An event has an associated data value that is returned when the program synchronises on the event. The type variable 'a is a place-holder for the value's type. The following functions defined in the CML structure handle collections of events. (See the CML structure for more event handling functions.)

val wrap       : ('a event * ('a -> 'b)) -> 'b event 
val choose     : 'a event list -> 'a event 
val sync       : 'a event -> 'a 
val select     : 'a event list -> 'a 
val guard      : (unit -> 'a event) -> 'a event 
val timeOutEvt : Time.time -> unit event 
val atTimeEvt  : Time.time -> unit event 

These functions build up a representation of a network of events. The wrap function associates a function with an event which will process the event's value after the event is synchronised on. The choose function represents the choice of one event from the list of events. The choice is not actually made until a synchronisation is attempted. Then the first enabled event from the list is chosen or if several are enabled then one of them is chosen non-deterministically. A synchronisation is performed on the chosen event returning the event's value.
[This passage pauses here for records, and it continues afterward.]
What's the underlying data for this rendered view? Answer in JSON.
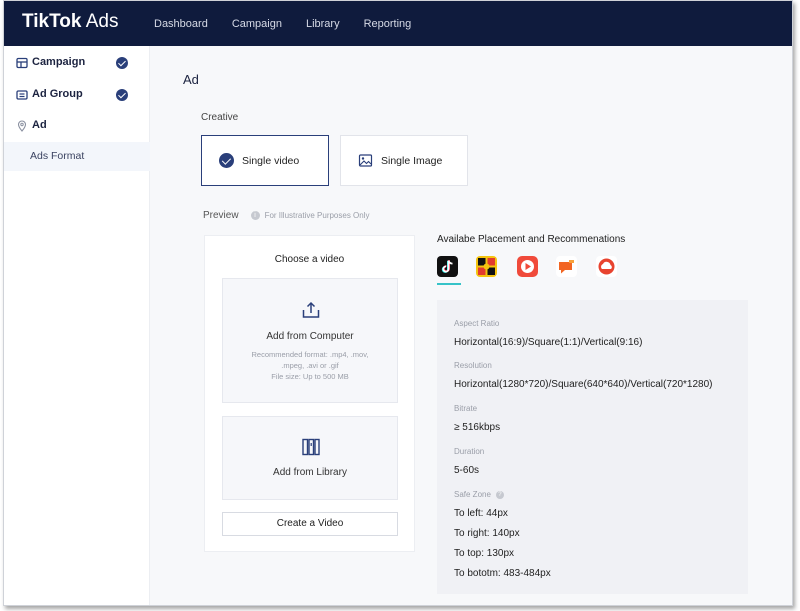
{
  "logo": {
    "brand": "TikTok",
    "suffix": "Ads"
  },
  "topnav": [
    "Dashboard",
    "Campaign",
    "Library",
    "Reporting"
  ],
  "sidebar": {
    "items": [
      {
        "label": "Campaign",
        "icon": "campaign-icon",
        "done": true
      },
      {
        "label": "Ad Group",
        "icon": "ad-group-icon",
        "done": true
      },
      {
        "label": "Ad",
        "icon": "location-pin-icon",
        "done": false
      }
    ],
    "sub_item": "Ads Format"
  },
  "main": {
    "title": "Ad",
    "creative_label": "Creative",
    "options": [
      {
        "label": "Single video",
        "icon": "check-circle-icon",
        "selected": true
      },
      {
        "label": "Single Image",
        "icon": "image-icon",
        "selected": false
      }
    ],
    "preview_label": "Preview",
    "preview_note": "For Illustrative Purposes Only",
    "choose": {
      "title": "Choose a video",
      "computer": {
        "title": "Add from Computer",
        "note_line1": "Recommended format: .mp4, .mov,",
        "note_line2": ".mpeg, .avi or .gif",
        "note_line3": "File size: Up to 500 MB"
      },
      "library": {
        "title": "Add from Library"
      },
      "create_button": "Create a Video"
    },
    "placement": {
      "title": "Availabe Placement and Recommenations",
      "apps": [
        "tiktok-icon",
        "buzzvideo-icon",
        "topbuzz-icon",
        "babe-icon",
        "pangle-icon"
      ]
    },
    "specs": {
      "aspect_label": "Aspect Ratio",
      "aspect_value": "Horizontal(16:9)/Square(1:1)/Vertical(9:16)",
      "resolution_label": "Resolution",
      "resolution_value": "Horizontal(1280*720)/Square(640*640)/Vertical(720*1280)",
      "bitrate_label": "Bitrate",
      "bitrate_value": "≥ 516kbps",
      "duration_label": "Duration",
      "duration_value": "5-60s",
      "safe_label": "Safe Zone",
      "safe_left": "To left: 44px",
      "safe_right": "To right: 140px",
      "safe_top": "To top: 130px",
      "safe_bottom": "To bototm: 483-484px"
    }
  },
  "colors": {
    "topbar": "#0f1b3d",
    "accent": "#2a3f7a",
    "underline": "#36c3c8"
  }
}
The following code illustrates the interaction of wrap and choose. The bev values are base events such as the reception of a message. The w values are wrapping functions.

val ev = choose [
    wrap (bev1, w1),
    wrap (choose [
        wrap (bev2, w2),
        wrap (bev3, w3)
        ], w4)
    ]

Figure 6-4 shows the network of events that results. The nodes labelled with "|" represent choices. When a synchronisation is attempted on the event ev then the program will wait for one of the events bev1, bev2 or bev3 to be enabled. If bev2 is the first to be enabled then its returned value will be run through the w2 and w4 functions in that order to produce the value returned by the ev event.

Figure 6-4. A Network of Events

The sync function waits for an event. The select function is equivalent to choose and then a sync but is more efficient.

The guard function associates a function with an event to be run at the time of synchronisation. The function will typically be used to make preparations for the event. This is useful in a choice of events to have preparations specific to each event.

The timeOutEvt function produces an event that becomes enabled after some time interval has passed. The atTimeEvt function is similar but it becomes enabled at a specified point in time.

Synchronous Variables

A synchronous variable is a buffer with a capacity for one value that provides for asynchronous communication between threads. A writer can put a value into a variable without waiting for a reader. There are two kinds, an I-variable is write-once, an M-variable can be written to more than once. The writer cannot overwrite the value in an M-variable. It must wait for it to be emptied by the reader before another value can be written. Symmetrically a reader must wait for a writer to put a value into a variable. CML events are available for waiting on a variable.

I-variables are useful when you want to pass only one message between two threads. For example when replying from a remote procedure call (RPC). They are more efficient than channels for this. For a more complex example, the CML library provides an implementation of multicasting using I-variables.

M-variables are a more general-purpose primitive for building up synchronisation operations. I've only used them to implement a mutex to protect a critical section. The value in the M-variable can be treated as a baton which gives access to the critical section. A thread takes the baton out of the M-variable, performs the critical code and puts the baton back into the M-variable. If another thread tries to take the baton at the same time it will block because the M-variable is empty.

Synchronous variables are implemented in the SyncVar structure of CML. See the CML documentation for more details.

Mailboxes

A mailbox provides a buffer with unlimited capacity for asynchronous communication between threads. They are implemented in the Mailbox structure of CML. Since the capacity is unlimited a program using them should implement some sort of flow control.

Notes

[1]

Read the CML reference documentation along with the following material.